Working as a researcher, AP or Producer in development isn’t about one great idea, its about being able to churn out hundreds of ideas all the time, knowing full well that 99% of them will be unceremoniously ditched before they turn into the next big series.
With such a small opportunity for success, I want to celebrate people in development, and that’s why I’ve set up the Development Producers Group.
It’s a social networking group for anyone who is connected to developing TV ideas, and from the very moment it started I’ve been amazed at how quickly the membership has grown and how positive the feedback has been.
At each meeting I invite speakers from across the industry to talk. At the last meeting it was development producer and writer Nicola Lees, and executive producer Dan Barraclough.
Nicolas’s website ‘TV Mole’ has become an essential resource for all development people. It is filled with practical advice, links, contacts and relevant info which have informed and shaped her excellent book ‘Greenlit: Developing Factual / Reality TV ideas from Concept to Pitch’.

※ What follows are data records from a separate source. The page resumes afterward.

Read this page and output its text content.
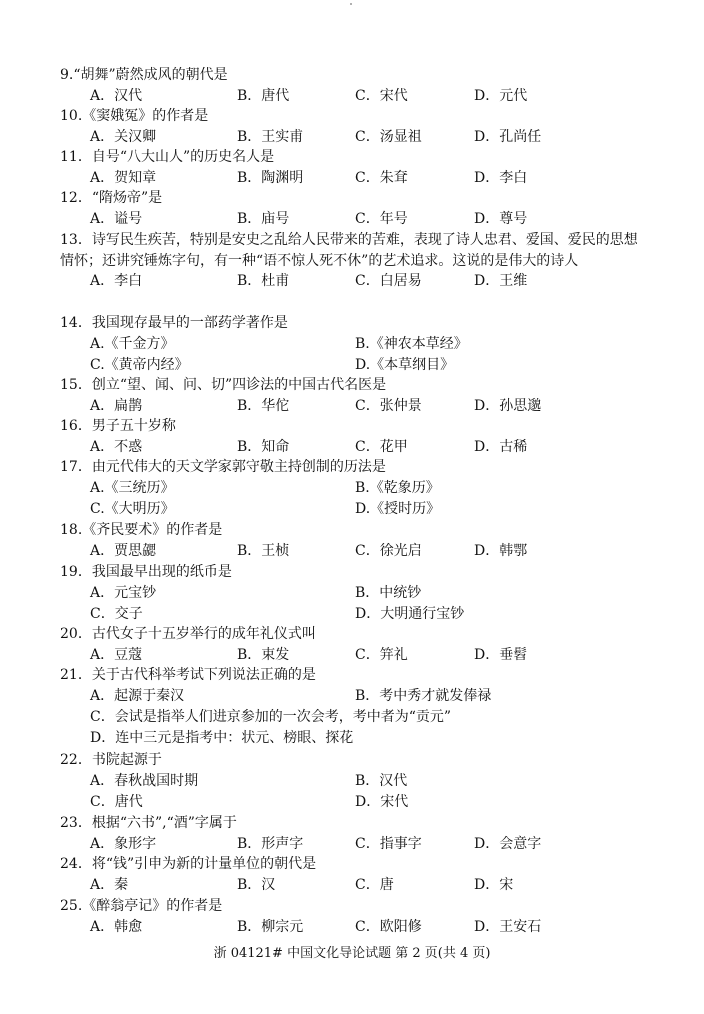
9.“胡舞”蔚然成风的朝代是
A．汉代	B．唐代	C．宋代	D．元代
10.《窦娥冤》的作者是
A．关汉卿	B．王实甫	C．汤显祖	D．孔尚任
11．自号“八大山人”的历史名人是
A．贺知章	B．陶渊明	C．朱耷	D．李白
12．“隋炀帝”是
A．谥号	B．庙号	C．年号	D．尊号
13．诗写民生疾苦，特别是安史之乱给人民带来的苦难，表现了诗人忠君、爱国、爱民的思想情怀；还讲究锤炼字句，有一种“语不惊人死不休”的艺术追求。这说的是伟大的诗人
A．李白	B．杜甫	C．白居易	D．王维
14．我国现存最早的一部药学著作是
A.《千金方》	B.《神农本草经》
C.《黄帝内经》	D.《本草纲目》
15．创立“望、闻、问、切”四诊法的中国古代名医是
A．扁鹊	B．华佗	C．张仲景	D．孙思邈
16．男子五十岁称
A．不惑	B．知命	C．花甲	D．古稀
17．由元代伟大的天文学家郭守敬主持创制的历法是
A.《三统历》	B.《乾象历》
C.《大明历》	D.《授时历》
18.《齐民要术》的作者是
A．贾思勰	B．王桢	C．徐光启	D．韩鄂
19．我国最早出现的纸币是
A．元宝钞	B．中统钞
C．交子	D．大明通行宝钞
20．古代女子十五岁举行的成年礼仪式叫
A．豆蔻	B．束发	C．笄礼	D．垂髫
21．关于古代科举考试下列说法正确的是
A．起源于秦汉	B．考中秀才就发俸禄
C．会试是指举人们进京参加的一次会考，考中者为“贡元”
D．连中三元是指考中：状元、榜眼、探花
22．书院起源于
A．春秋战国时期	B．汉代
C．唐代	D．宋代
23．根据“六书”,“酒”字属于
A．象形字	B．形声字	C．指事字	D．会意字
24．将“钱”引申为新的计量单位的朝代是
A．秦	B．汉	C．唐	D．宋
25.《醉翁亭记》的作者是
A．韩愈	B．柳宗元	C．欧阳修	D．王安石
浙 04121# 中国文化导论试题 第 2 页(共 4 页)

Nicola kicked off with a presentation of her ‘Top Tips on why your ideas aren’t getting commissioned’.
Nicola gave examples of pitches that had been cut and pasted straight from Wikipedia, pitches when contact details weren’t included on the document and talked about avoiding pitching to the wrong channel. If your idea is about 18th century illustrated German bibles, it may not sit that well on ITV2.
Executive Producer Dan Barraclough is a supremely talented professional and has a string of successful shows on his CV. He gave us a snapshot of the state of play at the big networks, exploring if having Jay Hunt at Channel 4 will mean putting more journalistic punch into pitches and how the influence of Danny Cohen at BBC1 could open the doors to more working class stories.
Dan also described what he looked for in a good development team. He talked about how in some way development people are divided into two camps – the enthusiastic amateur and the boffin, and how a good development person needs to continue to be willing to get on the phones, get out in the field and expand their network beyond the same industry sources that everyone relies on.
Development is often a tough world of putting your heart and soul into an idea only to have it smashed to pieces in a single pitch session.
But it is also a serious occupation that has a strong role to play in ensuring big ideas get workshopped and fleshed out. Pitching in the right way to the right channel at the right time is the Holy Grail, and good development teams are the people who work hard to achieve this.
A strong show brings massive benefits to production companies. A huge amount of future employment begins with a few people in development turning an idle thought into a ratings hit.